Avec la montée du troisième et du quatrième âge, le risque de se retrouver isolé devient plus important. Les collègues de travail se perdent de vue, la famille se réduit, les amis s’éloignent, les voisins viennent moins souvent… Avec l’âge, la sollicitude dont on faisait preuve pour les autres et pour soi-même disparaît progressivement. A un âge certes de plus en plus avancé, on risque bien de n’être plus qu’un objet de soins et de perdre la capacité de s’occuper des autres. D’où, le lourd sentiment d’être quelqu’un d’inutile et de devenir une charge pour les autres. Ne dit-on pas à celui ou celle qui entre en maison de repos : “Ne te fais pas de souci, maintenant on s’occupera bien de toi…” Or, c’est cela qui fait problème. Ne plus être capable de prendre soin de soi, c’est aussi ne plus avoir les moyens de faire des projets, de partager des activités, de prendre sa part d’engagement aux côtés des autres…

 

Or, en réponse à la solitude des personnes malades ou âgées, notre système social répond bien en terme d’institutions, d’aide et de soins. Et, bien sûr, ceux-ci sont plus que jamais nécessaires lorsque l’entourage familial, les voisins, les amis, les revenus… font défaut.

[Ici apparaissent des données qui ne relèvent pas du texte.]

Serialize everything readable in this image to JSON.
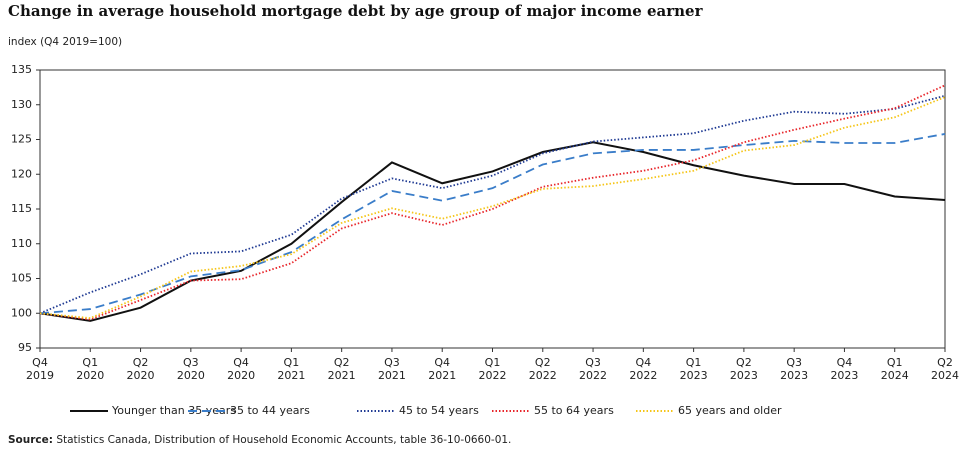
{
  "chart_data": {
    "type": "line",
    "title": "Change in average household mortgage debt by age group of major income earner",
    "subtitle": "index (Q4 2019=100)",
    "categories": [
      "Q4 2019",
      "Q1 2020",
      "Q2 2020",
      "Q3 2020",
      "Q4 2020",
      "Q1 2021",
      "Q2 2021",
      "Q3 2021",
      "Q4 2021",
      "Q1 2022",
      "Q2 2022",
      "Q3 2022",
      "Q4 2022",
      "Q1 2023",
      "Q2 2023",
      "Q3 2023",
      "Q4 2023",
      "Q1 2024",
      "Q2 2024"
    ],
    "series": [
      {
        "name": "Younger than 35 years",
        "color": "#111111",
        "dash": "solid",
        "values": [
          100,
          98.9,
          100.8,
          104.7,
          106.1,
          110.0,
          116.0,
          121.7,
          118.7,
          120.4,
          123.2,
          124.6,
          123.2,
          121.3,
          119.8,
          118.6,
          118.6,
          116.8,
          116.3
        ]
      },
      {
        "name": "35 to 44 years",
        "color": "#3a7dc9",
        "dash": "dashed",
        "values": [
          100,
          100.6,
          102.7,
          105.3,
          106.2,
          108.8,
          113.5,
          117.6,
          116.2,
          118.0,
          121.4,
          123.0,
          123.5,
          123.5,
          124.2,
          124.8,
          124.5,
          124.5,
          125.8
        ]
      },
      {
        "name": "45 to 54 years",
        "color": "#1f3a93",
        "dash": "dotted",
        "values": [
          100,
          103.0,
          105.6,
          108.6,
          108.9,
          111.3,
          116.5,
          119.4,
          118.0,
          119.8,
          123.0,
          124.7,
          125.3,
          125.9,
          127.7,
          129.0,
          128.7,
          129.4,
          131.3
        ]
      },
      {
        "name": "55 to 64 years",
        "color": "#e8262b",
        "dash": "dotted",
        "values": [
          100,
          99.1,
          101.9,
          104.7,
          104.9,
          107.2,
          112.2,
          114.4,
          112.7,
          115.0,
          118.2,
          119.5,
          120.5,
          122.0,
          124.6,
          126.4,
          128.0,
          129.5,
          132.8
        ]
      },
      {
        "name": "65 years and older",
        "color": "#f5c518",
        "dash": "dotted",
        "values": [
          100,
          99.3,
          102.4,
          106.0,
          106.8,
          108.5,
          113.0,
          115.1,
          113.6,
          115.4,
          117.9,
          118.3,
          119.3,
          120.5,
          123.4,
          124.2,
          126.7,
          128.2,
          131.1
        ]
      }
    ],
    "ylim": [
      95,
      135
    ],
    "yticks": [
      95,
      100,
      105,
      110,
      115,
      120,
      125,
      130,
      135
    ],
    "grid": false,
    "legend": "bottom",
    "source_label": "Source:",
    "source_text": "Statistics Canada, Distribution of Household Economic Accounts, table 36-10-0660-01."
  }
}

Mais il ne faudrait pas oublier que le sens d’une vie ne peut se retrouver quand la personne n’est plus qu’un “objet de soins” même attentionné (2).

 

Comment maintenir autour des personnes âgées des relations sociales où la personne âgée trouve sa place, même si la famille rétrécit et les amis disparaissent. Telle est la question essentielle, lit-on dans la revue française “La santé de l’homme”. Car “on ne vit pas pour être soigné, mais on est soigné pour continuer à vivre… Il y a encore trop de confusions entre les objectifs et les conséquences. Chanter ne vise pas obligatoirement la rééducation de la capacité respiratoire ou la prévention; manger n’est pas uniquement un acte de prévention de la dénutrition; parler avec son voisin n’est pas uniquement lutter contre l’isolement… Là se trouvent les raisons de vivre, les plaisirs de la vie, et même le sens de la vie.”(3)

Christian Van Rompaey

 

(1) Les solitudes. Marie-Noëlle Schurmans. Presses Universitaires de France 2003.

 

(2) [Contact] la revue de l’aide et des soins à domicile éditée par la Fédération des Aides et des soins à Domicile a publié un dossier complet sur la solitude et les soins à domicile (n°99 et 100 à paraître).

Renseignements : FASD [Contact], Avenue Adolphe Lacomblé, 69/71, bte 7 - 1030 Bruxelles.

Tél. 02/735.24.24 - secretariat@fasd.be

 

(3) “Personnes âgées, restaurer le lien social”. Revue française d’éducation à la santé “La santé de l’homme” (N°363).